9. The emergency materials warehouse most preferred location method based on comprehensive evaluation as claimed in claim 8, wherein the step S7 of searching at speed specifically comprises:

s71, embodiment: material allocation is carried out according to the confirmed scheme, including selecting proper transportation modes, vehicles and routes, and grasping the progress condition of transportation;

s72, supervision and adjustment: the transportation process is monitored and regulated in real time, the discovery problem is solved in time, the arrival of materials at a destination is ensured, and the requirements are met;

s73, summary and feedback: summarizing and feeding back the implementation condition of the scheme, analyzing the advantages and disadvantages of the scheme and the existing problems, and providing reference and reference for the next emergency material allocation.

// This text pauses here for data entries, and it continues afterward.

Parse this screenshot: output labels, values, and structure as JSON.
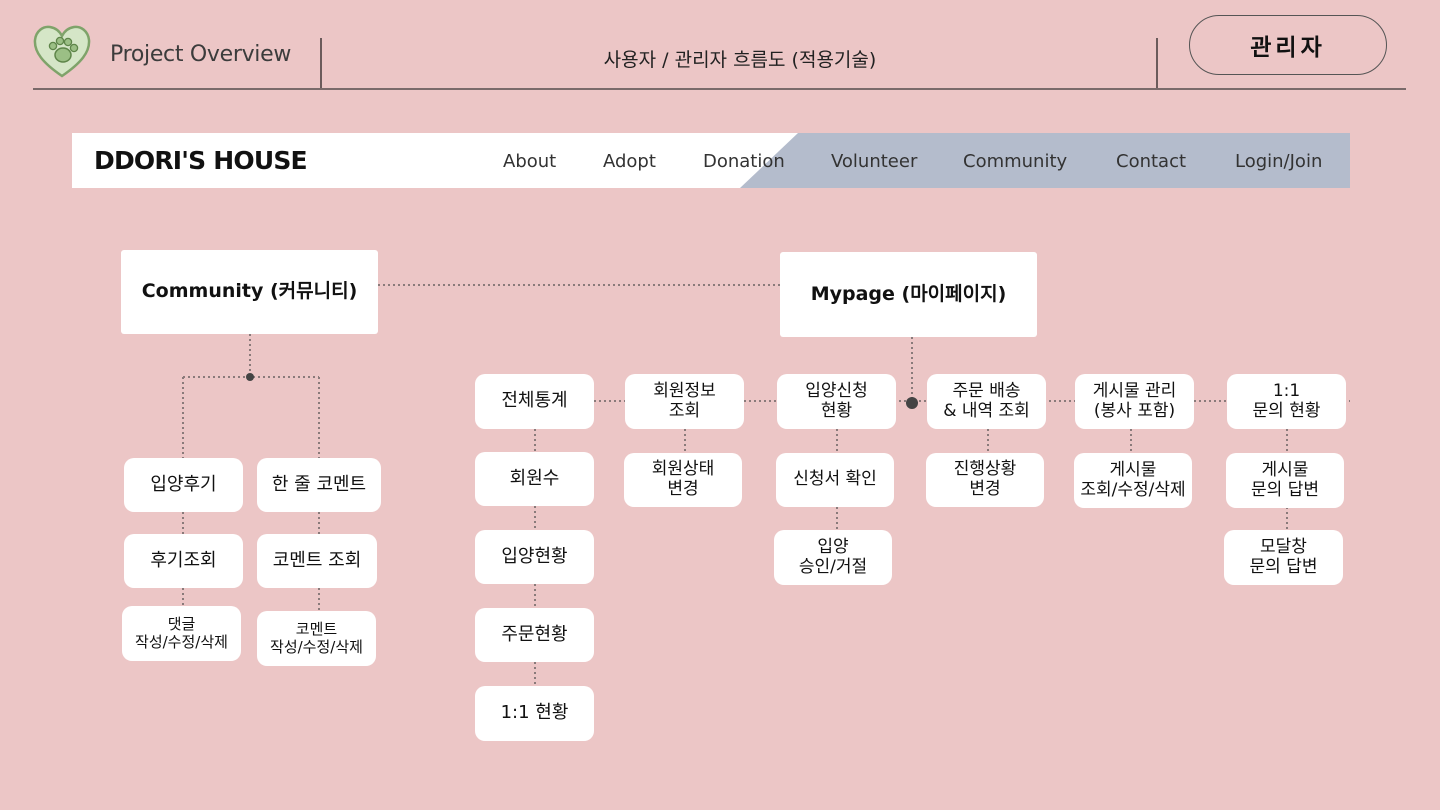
{
  "header": {
    "project_title": "Project Overview",
    "flow_title": "사용자 / 관리자 흐름도 (적용기술)",
    "role_badge": "관리자",
    "logo_icon": "paw-heart-icon"
  },
  "navbar": {
    "brand": "DDORI'S HOUSE",
    "items": [
      "About",
      "Adopt",
      "Donation",
      "Volunteer",
      "Community",
      "Contact",
      "Login/Join"
    ]
  },
  "nodes": {
    "community": "Community (커뮤니티)",
    "mypage": "Mypage (마이페이지)",
    "review": "입양후기",
    "review_view": "후기조회",
    "reply_crud": "댓글\n작성/수정/삭제",
    "comment": "한 줄 코멘트",
    "comment_view": "코멘트 조회",
    "comment_crud": "코멘트\n작성/수정/삭제",
    "stats": "전체통계",
    "members": "회원수",
    "adopt_status": "입양현황",
    "order_status": "주문현황",
    "qna_status": "1:1 현황",
    "member_info": "회원정보\n조회",
    "member_state": "회원상태\n변경",
    "adopt_apply": "입양신청\n현황",
    "apply_check": "신청서 확인",
    "adopt_approve": "입양\n승인/거절",
    "order_delivery": "주문 배송\n& 내역 조회",
    "progress_change": "진행상황\n변경",
    "post_manage": "게시물 관리\n(봉사 포함)",
    "post_crud": "게시물\n조회/수정/삭제",
    "inquiry_status": "1:1\n문의 현황",
    "post_reply": "게시물\n문의 답변",
    "modal_reply": "모달창\n문의 답변"
  },
  "colors": {
    "background": "#ecc6c6",
    "nav_accent": "#b4bccc",
    "node": "#ffffff",
    "line": "#8a7a7a"
  }
}
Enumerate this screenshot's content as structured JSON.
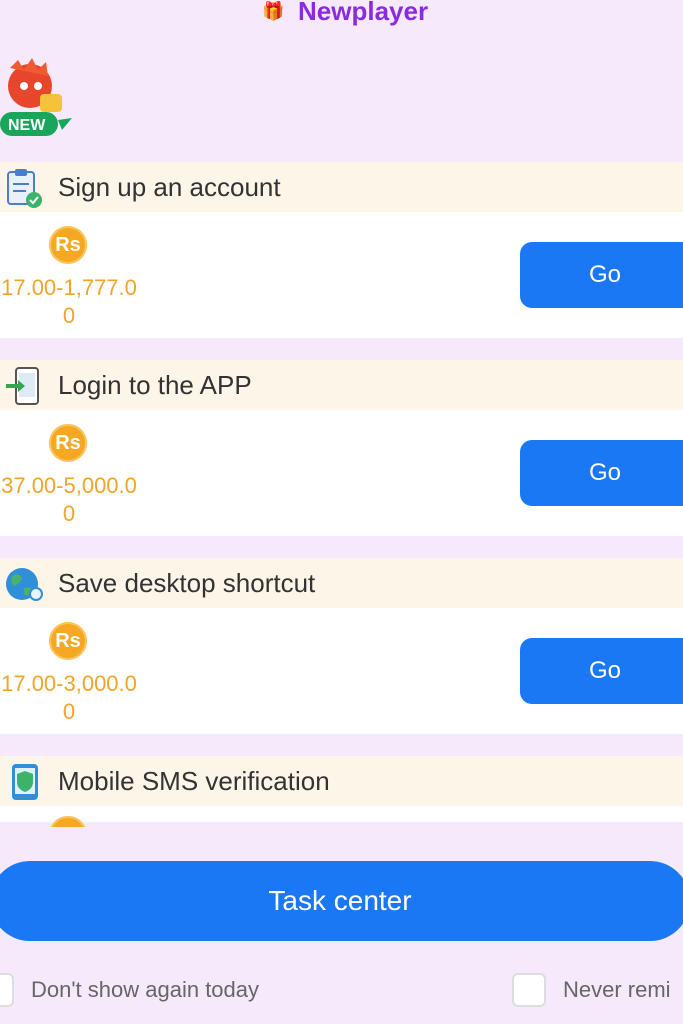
{
  "header": {
    "title": "Newplayer",
    "gift_icon": "gift-icon"
  },
  "badge": {
    "text": "NEW"
  },
  "tasks": [
    {
      "name": "Sign up an account",
      "icon": "clipboard-check-icon",
      "coin": "Rs",
      "reward": "17.00-1,777.00",
      "button": "Go"
    },
    {
      "name": "Login to the APP",
      "icon": "phone-login-icon",
      "coin": "Rs",
      "reward": "37.00-5,000.00",
      "button": "Go"
    },
    {
      "name": "Save desktop shortcut",
      "icon": "globe-icon",
      "coin": "Rs",
      "reward": "17.00-3,000.00",
      "button": "Go"
    },
    {
      "name": "Mobile SMS verification",
      "icon": "shield-phone-icon",
      "coin": "Rs"
    }
  ],
  "footer": {
    "task_center": "Task center",
    "dont_show": "Don't show again today",
    "never_remind": "Never remi"
  },
  "colors": {
    "accent": "#1a78f5",
    "title": "#8a2be2",
    "reward": "#f0a52a",
    "background": "#f5e9fb"
  }
}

10. An emergency materials warehouse optimal location system based on comprehensive evaluation, characterized in that the system comprises: the system comprises a data collection module, a data storage module, a gravity center method module, an AHP analytic hierarchy process module, a GIS space analysis technology module, an urban road network information module, a comprehensive evaluation module and a visualization module;

the data collection module is used for collecting related geographic information data, urban road network data, population distribution data and other data related to site selection;

the data storage module is used for storing the collected data in a database so as to facilitate subsequent processing and inquiry;

the gravity center method module is used for calculating gravity center positions of different areas and evaluating the advantages and disadvantages of each candidate place according to the gravity center positions;

the AHP analytic hierarchy process module is used for carrying out weight distribution on each factor by using an AHP analytic hierarchy process so as to determine the score of each candidate place;

the GIS space analysis technology module is used for analyzing the reachability and traffic jam conditions of different places by utilizing the GIS space analysis technology so as to evaluate each candidate place;

the urban road network information module is used for calculating the distance between different places and the time required for reaching the different places by utilizing the urban road network information, and further evaluating the advantages and disadvantages of each candidate place;

the comprehensive evaluation module is used for comprehensively evaluating the results of the modules so as to determine an optimal site selection scheme;

the visual module displays the evaluation result in a visual form, so that a user can intuitively understand and make a decision.